Technique d'épuration consistant à remplir l'estomac avec une certaine quantité d'eau, puis à l'évacuer par siphonnage pour éliminer les toxiques ingérés sous forme galénique ou en solution diluée.
On utilise un tube de Faucher dont l'extrémité mousse est munie d'yeux latéraux. Il est adapté à une tulipe de 500 mL pour le liquide de lavage (eau salée à 37°C, isotonique à 9 g/L ). Après intubation trachéale chez les comateux (pour éviter les fausses routes), le tube de Faucher est lubrifié et introduit par voie oro- ou nasopharyngée, le patient étant soit assis, soit en latérocubitus gauche ou en procubitus. Avant le lavage, la position du tube doit être vérifiée par insufflation d'air et auscultation épigastrique. On procède au lavage par cycle pouvant aller de 25 à 30 litres chez l'adulte, renouvelable éventuellement. Lors du siphonnage on évitera de désamorcer le tube par une vidange trop complète. Le lavage peut être complété par l'administration de charbon activé associé à un émétique ou à un laxatif.
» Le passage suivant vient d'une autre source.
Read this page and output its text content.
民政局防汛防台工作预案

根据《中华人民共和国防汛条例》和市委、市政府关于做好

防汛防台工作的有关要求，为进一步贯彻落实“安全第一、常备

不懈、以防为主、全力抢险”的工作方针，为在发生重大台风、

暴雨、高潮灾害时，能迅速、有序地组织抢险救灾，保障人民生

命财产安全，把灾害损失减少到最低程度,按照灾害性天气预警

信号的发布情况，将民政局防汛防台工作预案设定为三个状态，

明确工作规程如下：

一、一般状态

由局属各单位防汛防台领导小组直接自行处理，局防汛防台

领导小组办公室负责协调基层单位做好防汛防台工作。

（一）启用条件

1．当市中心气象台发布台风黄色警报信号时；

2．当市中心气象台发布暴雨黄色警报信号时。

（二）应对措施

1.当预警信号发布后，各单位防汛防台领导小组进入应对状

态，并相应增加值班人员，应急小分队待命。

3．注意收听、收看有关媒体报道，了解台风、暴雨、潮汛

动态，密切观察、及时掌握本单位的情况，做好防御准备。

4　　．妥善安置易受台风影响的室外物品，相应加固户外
Un lavage gastrique abondant est le seul moyen d'évacuer les produits qui déposent sous forme de boue collante sur la muqueuse gastrique (p. ex. l'imipramine). L'efficacité du lavage dépend de :
- la nature du toxique dont les effets varient selon sa cinétique d'absorption, ses effets sur le transit gastro-intestinal et son aptitude à provoquer des conglomérats ;
- la quantité de toxique ingérée (on estime la dose en envisageant le pire) ;
- la précocité du lavage (le retard entre l'ingestion et la réalisation du lavage devrait si possible ne pas dépasser la demi-heure) ;
- la technique utilisée (sonde par le nez ou par la bouche, calibre de la sonde, position de la victime, volume utilisé pour chaque cycle de lavage, volume total du lavage).
L'efficacité est estimée par la clinique et par l'évaluation de la quantité éliminée par le lavage en comparaison avec la dose estimée initialement (ce qui nécessite de connaître exactement le volume de lavage et de faire un dosage précis de la concentration globale du toxique dans le liquide éliminé). Cela permet d'estimer les rapports entre la dose extraite et la quantité biodisponible, entre la quantité retirée et la dose toxique en particulier pour des toxiques lésionnels (paraquat, colchicine) ou fonctionnels aux conséquences graves (produits cardiotropes), et entre la quantité extraite et la dose thérapeutique. Chomstock a proposé de définir l'efficacité par comparaison avec un lavage ramenant plus de deux fois la dose thérapeutique. On peut aussi suivre la cinétique plasmatique et étudier la persistance de résidus toxiques dans l'estomac après le lavage (concentration significatives, mise en évidence de comprimés par la radiographie ou l'endoscopie).